Note.—Model 3. See online appendix B for full models. The intercepts refer to the cutpoints or thresholds of the latent underlying variable y*. When the value of y* is above this threshold, the observed category in the outcome variable y changes (Long and Freese 2006, p. 185). For cooperativeness, fair and below ≤ intercept 1 < good ≤ intercept 2 < very good. For interest, average and below ≤ intercept 1 < above average ≤ intercept 2 < very high. “Friendly and eager” takes the value of 1 in the friendliness model. For talkativeness, very untalkative ≤ intercept 1, …≤ intercept 4 < very talkative.

*p < 0.05, **p < 0.01, ***p < 0.00.

With respect to respondent characteristics, even after controlling for actual respondent behaviors, interviewers evaluate women as significantly more talkative (OR = 1.96, p < 0.001; AME = 3.90) than men in all models, as expected. Women are 3.9 percentage points more likely to be rated as “very talkative” than men. Additionally, interviewers rate respondents with a high school degree or less as significantly less interested (OR = 0.53, p < 0.05; AME = –7.56), as expected, and significantly more talkative (OR = 2.14, p < 0.001; AME = 3.46) than their more educated counterparts (here, 7.56 percentage points less likely to be rated as “very interested” and 3.46 percentage points more likely to be rated as “very talkative” than their more educated counterparts).
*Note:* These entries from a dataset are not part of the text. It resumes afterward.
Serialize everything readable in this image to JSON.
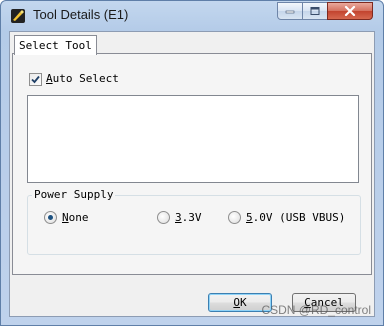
{
  "window": {
    "title": "Tool Details (E1)",
    "controls": [
      "minimize-icon",
      "maximize-icon",
      "close-icon"
    ]
  },
  "tabs": [
    {
      "label": "Select Tool",
      "selected": true
    }
  ],
  "auto_select": {
    "label_accel": "A",
    "label_rest": "uto Select",
    "checked": true
  },
  "tool_list": {
    "items": []
  },
  "power_supply": {
    "title": "Power Supply",
    "options": [
      {
        "accel": "N",
        "rest": "one",
        "selected": true
      },
      {
        "accel": "3",
        "rest": ".3V",
        "selected": false
      },
      {
        "accel": "5",
        "rest": ".0V (USB VBUS)",
        "selected": false
      }
    ]
  },
  "buttons": {
    "ok_accel": "O",
    "ok_rest": "K",
    "cancel_accel": "C",
    "cancel_rest": "ancel"
  },
  "watermark": "CSDN @RD_control",
  "colors": {
    "titlebar": "#b4cbe8",
    "client_bg": "#f0f0f0",
    "radio_dot": "#1c5180",
    "close_button": "#c2432f"
  }
}
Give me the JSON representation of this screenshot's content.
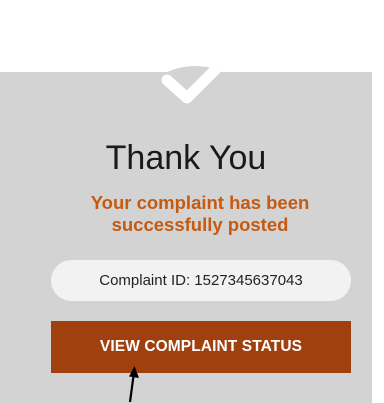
{
  "dialog": {
    "title": "Thank You",
    "message_line1": "Your complaint has been",
    "message_line2": "successfully posted",
    "complaint_id_text": "Complaint ID: 1527345637043",
    "button_label": "VIEW COMPLAINT STATUS"
  },
  "icons": {
    "badge": "checkmark-icon",
    "pointer": "arrow-pointer-icon"
  },
  "colors": {
    "card_background": "#d3d3d3",
    "message_text": "#c55a11",
    "button_background": "#a0400f",
    "button_text": "#ffffff",
    "id_pill_background": "#f2f2f2"
  }
}
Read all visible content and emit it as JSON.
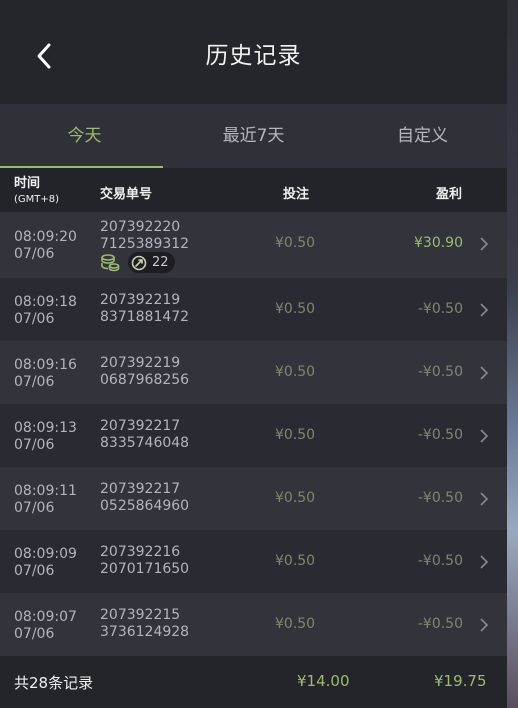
{
  "header": {
    "title": "历史记录"
  },
  "tabs": [
    {
      "label": "今天",
      "active": true
    },
    {
      "label": "最近7天",
      "active": false
    },
    {
      "label": "自定义",
      "active": false
    }
  ],
  "columns": {
    "time": "时间",
    "timezone": "(GMT+8)",
    "order": "交易单号",
    "bet": "投注",
    "profit": "盈利"
  },
  "records": [
    {
      "time": "08:09:20",
      "date": "07/06",
      "order_line1": "207392220",
      "order_line2": "7125389312",
      "bet": "¥0.50",
      "profit": "¥30.90",
      "win": true,
      "badge_count": "22"
    },
    {
      "time": "08:09:18",
      "date": "07/06",
      "order_line1": "207392219",
      "order_line2": "8371881472",
      "bet": "¥0.50",
      "profit": "-¥0.50",
      "win": false
    },
    {
      "time": "08:09:16",
      "date": "07/06",
      "order_line1": "207392219",
      "order_line2": "0687968256",
      "bet": "¥0.50",
      "profit": "-¥0.50",
      "win": false
    },
    {
      "time": "08:09:13",
      "date": "07/06",
      "order_line1": "207392217",
      "order_line2": "8335746048",
      "bet": "¥0.50",
      "profit": "-¥0.50",
      "win": false
    },
    {
      "time": "08:09:11",
      "date": "07/06",
      "order_line1": "207392217",
      "order_line2": "0525864960",
      "bet": "¥0.50",
      "profit": "-¥0.50",
      "win": false
    },
    {
      "time": "08:09:09",
      "date": "07/06",
      "order_line1": "207392216",
      "order_line2": "2070171650",
      "bet": "¥0.50",
      "profit": "-¥0.50",
      "win": false
    },
    {
      "time": "08:09:07",
      "date": "07/06",
      "order_line1": "207392215",
      "order_line2": "3736124928",
      "bet": "¥0.50",
      "profit": "-¥0.50",
      "win": false
    }
  ],
  "footer": {
    "total_label": "共28条记录",
    "total_bet": "¥14.00",
    "total_profit": "¥19.75"
  },
  "colors": {
    "accent": "#9dbb6e",
    "muted_value": "#7f8670",
    "background": "#2b2b33"
  },
  "icons": {
    "back": "chevron-left-icon",
    "row_arrow": "chevron-right-icon",
    "coins": "coins-icon",
    "spin": "refresh-icon"
  }
}
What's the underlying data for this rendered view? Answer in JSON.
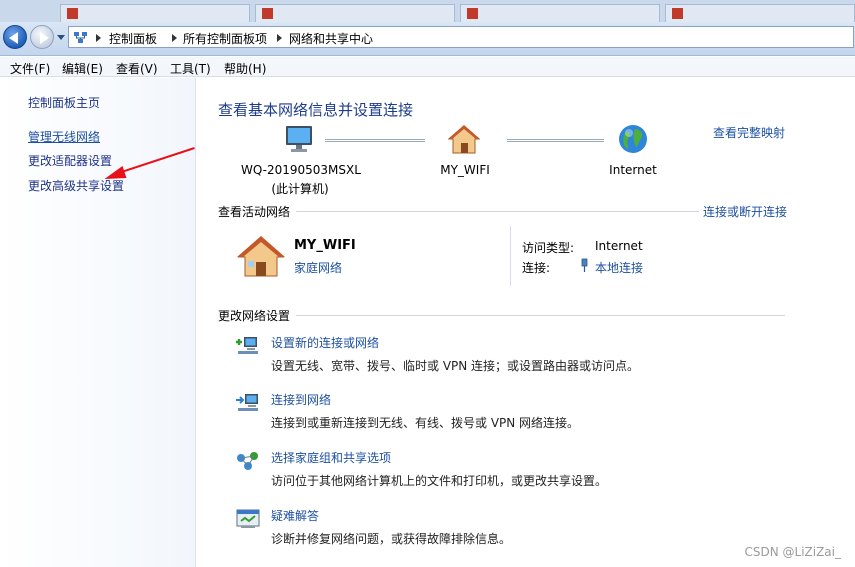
{
  "address_bar": {
    "crumbs": [
      "控制面板",
      "所有控制面板项",
      "网络和共享中心"
    ]
  },
  "menu": {
    "items": [
      "文件(F)",
      "编辑(E)",
      "查看(V)",
      "工具(T)",
      "帮助(H)"
    ]
  },
  "sidebar": {
    "home": "控制面板主页",
    "items": [
      {
        "label": "管理无线网络"
      },
      {
        "label": "更改适配器设置"
      },
      {
        "label": "更改高级共享设置"
      }
    ]
  },
  "main": {
    "title": "查看基本网络信息并设置连接",
    "full_map_link": "查看完整映射",
    "map": {
      "computer_name": "WQ-20190503MSXL",
      "computer_sub": "(此计算机)",
      "network_name": "MY_WIFI",
      "internet_label": "Internet"
    },
    "active_networks": {
      "heading": "查看活动网络",
      "connect_link": "连接或断开连接",
      "network_name": "MY_WIFI",
      "network_type": "家庭网络",
      "access_type_label": "访问类型:",
      "access_type_value": "Internet",
      "connection_label": "连接:",
      "connection_value": "本地连接"
    },
    "change_settings": {
      "heading": "更改网络设置",
      "tasks": [
        {
          "title": "设置新的连接或网络",
          "desc": "设置无线、宽带、拨号、临时或 VPN 连接；或设置路由器或访问点。",
          "icon": "new-connection-icon"
        },
        {
          "title": "连接到网络",
          "desc": "连接到或重新连接到无线、有线、拨号或 VPN 网络连接。",
          "icon": "connect-network-icon"
        },
        {
          "title": "选择家庭组和共享选项",
          "desc": "访问位于其他网络计算机上的文件和打印机，或更改共享设置。",
          "icon": "homegroup-icon"
        },
        {
          "title": "疑难解答",
          "desc": "诊断并修复网络问题，或获得故障排除信息。",
          "icon": "troubleshoot-icon"
        }
      ]
    }
  },
  "watermark": "CSDN @LiZiZai_",
  "colors": {
    "link": "#1e50a2",
    "title": "#1e3c8c",
    "annotation_arrow": "#e8101a"
  }
}
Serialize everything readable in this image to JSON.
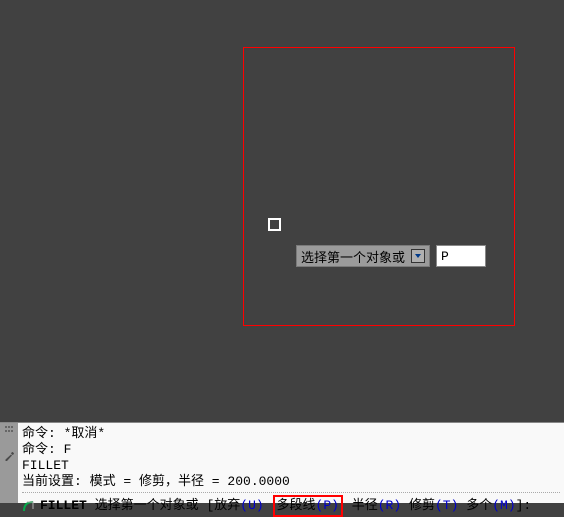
{
  "tooltip": {
    "text": "选择第一个对象或",
    "input_value": "P"
  },
  "command_history": {
    "line1": "命令: *取消*",
    "line2": "命令: F",
    "line3": "FILLET",
    "line4": "当前设置: 模式 = 修剪，半径 = 200.0000"
  },
  "command_prompt": {
    "command": "FILLET",
    "prompt_text": "选择第一个对象或",
    "bracket_open": "[",
    "options": {
      "undo_label": "放弃",
      "undo_key": "(U)",
      "polyline_label": "多段线",
      "polyline_key": "(P)",
      "radius_label": "半径",
      "radius_key": "(R)",
      "trim_label": "修剪",
      "trim_key": "(T)",
      "multiple_label": "多个",
      "multiple_key": "(M)"
    },
    "bracket_close": "]:"
  },
  "icons": {
    "grip": "grip-icon",
    "wrench": "wrench-icon",
    "dropdown": "dropdown-icon",
    "arc": "fillet-arc-icon"
  }
}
Counter to the heuristic-processing hypotheses, none of the respondent characteristics are significantly related to interviewer assessments of respondents’ cooperativeness or friendliness. None of the interviewer characteristics are statistically significantly associated with any of the evaluations.

The interviewer’s gender and race do not moderate the effect of the respondent’s gender and race on each of the four types of evaluations (results not shown). None of the interaction effects are statistically significant, and their inclusion does not change our substantive conclusions.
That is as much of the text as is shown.